Tuesday, April 19, 2011

Uncomfortable

***This post is not suitable, in my opinion, for young unmarried persons.***

***Also this is a Spoiler Alert for One Thousand Gifts***

Reading Ann's last chapter was uncomfortable.

"It's our making love."

"To know Him the way Adam knew Eve. Spirit skin to spirit skin."

"The intercourse of soul with God is the very climax of joy."

Even Ann admits, "I feel this burn too, flush of embarrassment up the face."

Her writing here is very... ahem...sexual. Maybe it is the way I am reading it. I am conflicted.

I believe the picture of a marriage is not referencing God and a single believer, as it seems Ann is inferring here. Rather, it is referencing Christ and his Church. Yes, there is still an intensity and intimacy, but somehow it is one degree removed. There is less tension. I wonder how a man would read this chapter?

I would like to read Spurgeon's rendering of Song of Solomon. I know Matthew Henry interprets the book from an allegorical perspective. Is there crossover? Can it be about both human, sexual love and a love between Christ and a believer? I wonder what Ann thinks of it?

I know we, even in our current morality-free, anti- "absolute truth" culture, still hold vestiges of the "Victorian Prudishness." Is that the akwardness I am feeling? After all, Abram bedded Sarai's servant. David was a barbaric king who had multiple wives, who also danced exposed in public. Charlemagne was a great Christian king of the Middle Ages and his principal wife was only 13 when he married her and he too had concubines.

Is it simply a cultural norm that Ann insults in her last chapter, or has she unintentionally crossed a line because of an error in a theological analogy?

I don't know.

I know I am challenged to " live in God."

I know I want to be in closer communion with God as a result of reading this chapter.

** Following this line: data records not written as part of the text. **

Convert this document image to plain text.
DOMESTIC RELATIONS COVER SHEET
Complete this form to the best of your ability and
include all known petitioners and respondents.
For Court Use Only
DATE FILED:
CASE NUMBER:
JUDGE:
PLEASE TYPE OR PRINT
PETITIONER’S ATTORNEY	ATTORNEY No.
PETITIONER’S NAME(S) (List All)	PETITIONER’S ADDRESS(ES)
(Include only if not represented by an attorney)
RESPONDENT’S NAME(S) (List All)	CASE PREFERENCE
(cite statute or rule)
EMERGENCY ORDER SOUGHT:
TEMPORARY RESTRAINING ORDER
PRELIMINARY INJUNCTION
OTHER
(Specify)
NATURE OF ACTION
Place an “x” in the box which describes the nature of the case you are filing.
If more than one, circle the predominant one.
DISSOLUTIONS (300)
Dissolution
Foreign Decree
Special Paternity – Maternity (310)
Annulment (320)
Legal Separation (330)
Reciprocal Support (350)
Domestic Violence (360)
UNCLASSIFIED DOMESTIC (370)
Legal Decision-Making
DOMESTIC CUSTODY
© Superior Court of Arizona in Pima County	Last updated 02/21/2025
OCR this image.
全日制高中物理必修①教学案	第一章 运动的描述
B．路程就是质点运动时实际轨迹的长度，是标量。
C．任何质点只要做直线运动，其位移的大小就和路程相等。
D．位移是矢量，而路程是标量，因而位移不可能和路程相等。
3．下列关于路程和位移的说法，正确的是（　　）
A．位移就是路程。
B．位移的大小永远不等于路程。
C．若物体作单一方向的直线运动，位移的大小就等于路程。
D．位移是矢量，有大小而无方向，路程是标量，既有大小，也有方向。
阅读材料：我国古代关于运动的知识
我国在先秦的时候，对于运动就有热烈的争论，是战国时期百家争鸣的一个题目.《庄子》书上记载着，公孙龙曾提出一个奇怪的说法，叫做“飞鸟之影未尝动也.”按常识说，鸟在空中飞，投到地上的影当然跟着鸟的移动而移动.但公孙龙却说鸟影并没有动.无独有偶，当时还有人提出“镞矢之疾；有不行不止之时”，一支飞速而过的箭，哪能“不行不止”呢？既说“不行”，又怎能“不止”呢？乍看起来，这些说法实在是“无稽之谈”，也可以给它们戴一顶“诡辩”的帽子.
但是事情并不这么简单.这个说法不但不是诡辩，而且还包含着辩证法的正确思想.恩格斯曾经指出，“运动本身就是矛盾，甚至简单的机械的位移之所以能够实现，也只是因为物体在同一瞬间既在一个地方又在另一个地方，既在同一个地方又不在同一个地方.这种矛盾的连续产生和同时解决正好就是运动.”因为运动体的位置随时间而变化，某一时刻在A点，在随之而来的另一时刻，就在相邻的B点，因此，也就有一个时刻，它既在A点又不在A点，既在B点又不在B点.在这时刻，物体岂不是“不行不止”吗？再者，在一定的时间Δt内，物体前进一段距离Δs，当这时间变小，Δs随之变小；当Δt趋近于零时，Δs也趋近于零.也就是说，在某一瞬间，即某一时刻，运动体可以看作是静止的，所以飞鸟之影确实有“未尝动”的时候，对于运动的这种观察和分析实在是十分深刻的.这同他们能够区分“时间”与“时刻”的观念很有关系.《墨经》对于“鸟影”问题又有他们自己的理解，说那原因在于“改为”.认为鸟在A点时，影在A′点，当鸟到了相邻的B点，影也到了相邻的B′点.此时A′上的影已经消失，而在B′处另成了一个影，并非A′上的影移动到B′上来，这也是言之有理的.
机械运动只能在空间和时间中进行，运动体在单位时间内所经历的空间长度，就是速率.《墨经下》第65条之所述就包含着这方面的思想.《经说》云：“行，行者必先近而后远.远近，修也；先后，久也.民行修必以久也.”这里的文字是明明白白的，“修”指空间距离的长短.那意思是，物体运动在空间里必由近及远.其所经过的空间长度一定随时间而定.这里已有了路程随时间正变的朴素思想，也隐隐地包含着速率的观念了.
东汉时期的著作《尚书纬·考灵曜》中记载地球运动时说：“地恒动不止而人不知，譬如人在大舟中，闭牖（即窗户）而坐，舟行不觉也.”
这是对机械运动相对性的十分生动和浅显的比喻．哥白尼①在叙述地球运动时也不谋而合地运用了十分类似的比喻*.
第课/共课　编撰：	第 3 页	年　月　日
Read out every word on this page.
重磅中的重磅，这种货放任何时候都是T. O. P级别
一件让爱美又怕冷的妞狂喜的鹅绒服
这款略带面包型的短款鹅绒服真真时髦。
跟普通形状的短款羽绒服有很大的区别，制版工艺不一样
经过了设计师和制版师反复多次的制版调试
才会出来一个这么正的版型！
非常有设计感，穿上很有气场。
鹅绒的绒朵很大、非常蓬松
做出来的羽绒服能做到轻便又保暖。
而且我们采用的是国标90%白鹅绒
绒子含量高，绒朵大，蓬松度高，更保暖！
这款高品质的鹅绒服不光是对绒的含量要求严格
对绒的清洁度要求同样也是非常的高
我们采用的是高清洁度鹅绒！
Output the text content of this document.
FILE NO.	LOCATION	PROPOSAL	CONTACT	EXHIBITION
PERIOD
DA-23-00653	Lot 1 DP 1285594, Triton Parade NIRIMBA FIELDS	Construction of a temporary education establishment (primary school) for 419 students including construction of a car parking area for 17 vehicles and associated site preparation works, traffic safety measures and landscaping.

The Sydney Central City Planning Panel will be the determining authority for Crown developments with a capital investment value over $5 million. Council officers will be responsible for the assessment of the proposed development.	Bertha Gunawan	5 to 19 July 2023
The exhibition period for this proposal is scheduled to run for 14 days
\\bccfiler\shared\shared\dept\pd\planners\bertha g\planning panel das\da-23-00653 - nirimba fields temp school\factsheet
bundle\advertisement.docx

I know I wouldn't want an unmmarried child of mine reading that chapter.

I know I won't recommend this last chapter to a few choice friends.

I JUST DON'T KNOW.

Is this a call not to throw out the baby with the bathwater?

God has used this book in my life. He has revived me, quickened my spirit, restored the joy of my salvation. And this book was a pathway, a gate, a means to that grace.

I have searched my Bible more, prayed more, seen more of God in this season that I have in the last couple of years -the dormant years.

I am still conflicted, but also, I am refreshed.

I'll keep the baby.

I have more time to figure out what's the bathwater.